Puis s’arrêtant, et craignant de se trahir, la douce créature poursuivit avec un douloureux sourire :

— Si j’étais morte, Fernand, vous auriez été trop malheureux, n’est-ce pas ? Vous auriez trop regretté une amie si tendre et si dévouée… et comme cela, du moins, vous la verrez toujours. Elle ne sera pas à vous, mais elle ne sera qu’à Dieu ! De celui-là, je l’espère, vous ne serez point jaloux… Cela doit faire tant de mal d’être jaloux !

— Croyez-vous donc, lui dit Fernand avec chaleur, que ce ne soit pas un tourment aussi grand d’être témoin d’un pareil sacrifice ! Non, Carmen, ce n’est pas possible, vous ne renoncerez pas à moi ! vous ne m’abandonnerez pas !

— Moi, vous abandonner ! jamais, jamais ! dit-elle vivement ; je prierai Dieu pour vous… je n’aurai que cela à faire. Je prierai Dieu pour qu’il vous envoie quelqu’un, non pas qui vous aime plus que moi, son pouvoir même n’irait pas jusque-là… mais quelqu’un du moins à qui il soit permis de vous rendre heureux… c’est mon seul vœu, et le ciel permettra qu’il soit exaucé.

— Et moi, dit Fernand, je ne consentirai jamais à une telle résolution.

— Ni moi non plus ! s’écria Aïxa.

— Piquillo, Piquillo ! murmura Carmen, viens à mon secours ; les voilà deux contre moi.

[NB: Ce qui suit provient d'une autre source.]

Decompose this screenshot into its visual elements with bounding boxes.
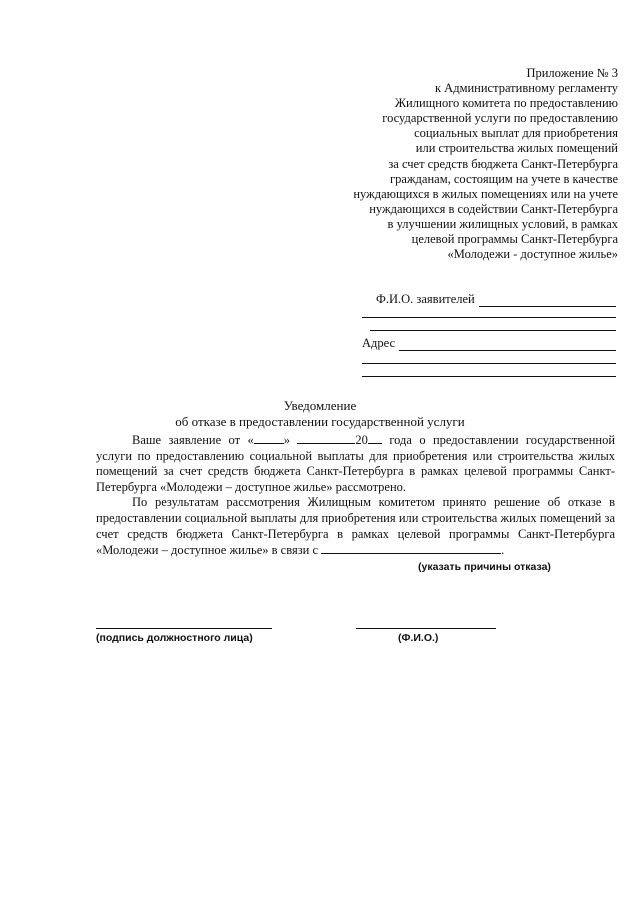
fio-fill-line[interactable]: [479, 294, 616, 307]
annex-line: социальных выплат для приобретения: [414, 126, 618, 141]
day-blank[interactable]: [254, 432, 284, 444]
notice-body: [96, 432, 615, 559]
annex-line: гражданам, состоящим на учете в качестве: [389, 171, 618, 186]
month-blank[interactable]: [297, 432, 355, 444]
annex-header: [288, 66, 618, 262]
reason-blank[interactable]: [321, 542, 501, 554]
address-label: Адрес: [362, 336, 396, 350]
p1-year: 20: [355, 433, 368, 447]
annex-line: «Молодежи - доступное жилье»: [447, 247, 618, 262]
p1-mid: »: [283, 433, 290, 447]
annex-line: нуждающихся в жилых помещениях или на учете: [353, 186, 618, 201]
address-extra-line[interactable]: [362, 363, 616, 364]
notice-title: Уведомление: [283, 398, 357, 413]
fio-label: Ф.И.О. заявителей: [376, 292, 475, 306]
paragraph-decision-review: [96, 432, 615, 495]
annex-line: за счет средств бюджета Санкт-Петербурга: [388, 156, 618, 171]
p2-text: По результатам рассмотрения Жилищным комитетом принято решение об отказе в предоставлении социальной выплаты для приобретения или строительства жилых помещений за счет средств бюджета Санкт-Петербурга в рамках целевой программы Санкт-Петербурга «Молодежи – доступное жилье» в связи с: [96, 495, 615, 558]
year-blank[interactable]: [368, 432, 382, 444]
p1-end: года о предоставлении государственной услуги по предоставлению социальной выплаты для приобретения или строительства жилых помещений за счет средств бюджета Санкт-Петербурга в рамках целевой программы Санкт-Петербурга «Молодежи – доступное жилье» рассмотрено.: [96, 433, 616, 494]
address-row: [362, 333, 616, 351]
annex-line: или строительства жилых помещений: [415, 141, 618, 156]
annex-line: Приложение № 3: [526, 66, 618, 80]
name-signature-caption: (Ф.И.О.): [398, 632, 439, 644]
fio-extra-line[interactable]: [370, 330, 616, 331]
name-signature-line[interactable]: [356, 628, 496, 629]
p1-start: Ваше заявление от «: [132, 433, 254, 447]
address-extra-line[interactable]: [362, 376, 616, 377]
official-signature-caption: (подпись должностного лица): [96, 632, 253, 644]
paragraph-refusal: [96, 495, 615, 558]
fio-extra-line[interactable]: [362, 317, 616, 318]
annex-line: в улучшении жилищных условий, в рамках: [387, 216, 618, 231]
reason-caption: (указать причины отказа): [418, 561, 551, 573]
annex-line: Жилищного комитета по предоставлению: [394, 96, 618, 111]
applicant-fields: [362, 289, 616, 377]
notice-subtitle: об отказе в предоставлении государственной услуги: [175, 414, 465, 429]
annex-line: государственной услуги по предоставлению: [382, 111, 618, 126]
address-fill-line[interactable]: [399, 338, 616, 351]
annex-line: целевой программы Санкт-Петербурга: [411, 232, 618, 247]
annex-line: к Административному регламенту: [434, 81, 618, 96]
p2-end: .: [501, 543, 505, 558]
annex-line: нуждающихся в содействии Санкт-Петербурга: [369, 201, 618, 216]
fio-row: [362, 289, 616, 307]
official-signature-line[interactable]: [96, 628, 272, 629]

C’est à toi de défendre une pauvre malade qui use sa force à les aimer et qui n’en a plus pour les combattre.

— Oui, dit Piquillo en étendant la main, je vous jure que j’ai tout employé pour la faire renoncer à son dessein ; elle m’a répondu constamment : Je le veux, je le veux, je l’ai juré… je n’existe qu’à cette condition, et si on m’empêche de la remplir, j’aurai trompé Dieu lui-même, je lui aurai dérobé cette vie que je lui dois, et je la lui rendrai… je me tuerai…

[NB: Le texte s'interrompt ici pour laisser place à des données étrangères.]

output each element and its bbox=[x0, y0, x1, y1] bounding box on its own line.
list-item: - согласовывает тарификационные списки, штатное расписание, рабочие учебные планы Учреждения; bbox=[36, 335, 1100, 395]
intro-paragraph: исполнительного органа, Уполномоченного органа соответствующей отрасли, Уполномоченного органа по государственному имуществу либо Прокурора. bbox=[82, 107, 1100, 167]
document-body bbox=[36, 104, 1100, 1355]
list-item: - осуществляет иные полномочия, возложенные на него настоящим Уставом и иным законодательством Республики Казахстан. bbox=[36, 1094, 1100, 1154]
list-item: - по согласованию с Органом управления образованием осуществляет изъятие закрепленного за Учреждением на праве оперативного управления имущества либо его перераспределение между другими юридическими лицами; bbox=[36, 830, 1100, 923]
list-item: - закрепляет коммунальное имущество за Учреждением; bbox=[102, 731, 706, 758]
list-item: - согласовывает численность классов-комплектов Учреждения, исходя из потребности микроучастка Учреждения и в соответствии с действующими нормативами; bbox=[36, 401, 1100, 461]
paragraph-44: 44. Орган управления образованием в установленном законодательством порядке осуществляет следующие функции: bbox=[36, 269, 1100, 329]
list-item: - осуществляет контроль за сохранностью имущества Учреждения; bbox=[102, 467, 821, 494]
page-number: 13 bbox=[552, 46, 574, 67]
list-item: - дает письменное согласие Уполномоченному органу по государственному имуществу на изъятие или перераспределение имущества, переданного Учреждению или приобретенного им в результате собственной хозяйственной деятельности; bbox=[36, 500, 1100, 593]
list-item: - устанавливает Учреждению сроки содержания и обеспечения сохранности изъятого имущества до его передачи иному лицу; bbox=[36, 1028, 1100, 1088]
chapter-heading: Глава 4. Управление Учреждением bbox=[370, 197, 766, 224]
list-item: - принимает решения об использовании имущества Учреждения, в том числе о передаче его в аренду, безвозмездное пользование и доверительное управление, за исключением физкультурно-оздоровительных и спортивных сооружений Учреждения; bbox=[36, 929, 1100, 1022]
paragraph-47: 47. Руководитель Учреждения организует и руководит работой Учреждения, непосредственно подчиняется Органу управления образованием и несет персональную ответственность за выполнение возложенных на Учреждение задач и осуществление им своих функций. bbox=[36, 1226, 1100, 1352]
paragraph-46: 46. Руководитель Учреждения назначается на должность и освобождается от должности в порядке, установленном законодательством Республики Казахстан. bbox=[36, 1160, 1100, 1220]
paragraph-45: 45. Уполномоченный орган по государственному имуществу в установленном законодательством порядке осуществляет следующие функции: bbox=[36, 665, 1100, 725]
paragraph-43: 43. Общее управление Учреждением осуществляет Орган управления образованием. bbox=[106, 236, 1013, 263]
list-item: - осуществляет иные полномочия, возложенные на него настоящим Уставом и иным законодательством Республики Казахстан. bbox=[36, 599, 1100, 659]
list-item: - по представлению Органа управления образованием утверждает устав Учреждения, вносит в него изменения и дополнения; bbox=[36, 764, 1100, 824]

— As-tu dit cela ? s’écria Aïxa épouvantée.

— Je l’ai dit et je le ferai, répondit froidement Carmen. Oui, mes amis, et ne me regardez pas ainsi d’un air étonné ; j’ai toute ma raison. Laissez-moi donc exécuter un dessein que rien désormais ne pourra changer. Je n’appartiens plus qu’à Dieu. Je ferai comme toi, Piquillo, lui dit-elle en lui tendant la main, je prononcerai des vœux éternels, et nous serons frère et sœur dans le ciel comme nous l’étions sur la terre. Il y a, continua-t-elle, dans cette ville où j’ai été élevée, où j’ai passé des jours si doux près de vous et de mon père, il y a à Pampelune un couvent, celui des Annonciades, où nous allions souvent, tu le sais, Aïxa ? tu te rappelles la vieille abbesse, qui était si bonne pour nous ? Eh bien ! je lui avais écrit avant d’être malade et quand j’étais heureuse, je lui avais écrit pour lui apprendre mon mariage. Les nonnes du couvent m’ont répondu que la pauvre abbesse ne pourrait le bénir, qu’elle était morte.

— Morte ! dit Aïxa.

— Oui. Et toi, ma sœur, qui as du crédit près de la reine ; toi aussi, Piquillo, vous lui demanderez pour moi cette place. La reine est bonne, elle me l’accordera. Je serai abbesse. J’étais votre fiancée, Fernand, je serai celle du Seigneur. Allons, mes amis, continua-t-elle en les voyant fondre en larmes, ne pleurez pas ainsi. Je serai près de mon père ; c’est là qu’il repose et m’attend. Soyez tranquille, Fernand, je lui dirai que, fidèle à l’honneur, vous avez tenu tous vos serments… ou que du moins c’est moi qui ne l’ai pas permis… moi et le ciel, auquel nous devons tous obéir et nous soumettre. N’est-il pas vrai, Piquillo ?

Quoique à cette époque des vocations aussi subites et de pareilles résolutions fussent très-ordinaires, même chez les personnes du plus haut rang (témoin le roi d’Espagne Charles-Quint), Aïxa et Fernand espéraient toujours que Carmen ne regarderait pas comme irrévocable un vœu prononcé dans le délire de la fièvre, ne se doutant point du dévouement sublime de leur amie, ignorant qu’elle, à son tour, s’immolait pour eux ; ils se flattaient encore de la faire renoncer à sa résolution.

Vain espoir !… Carmen resta inébranlable dans son dessein.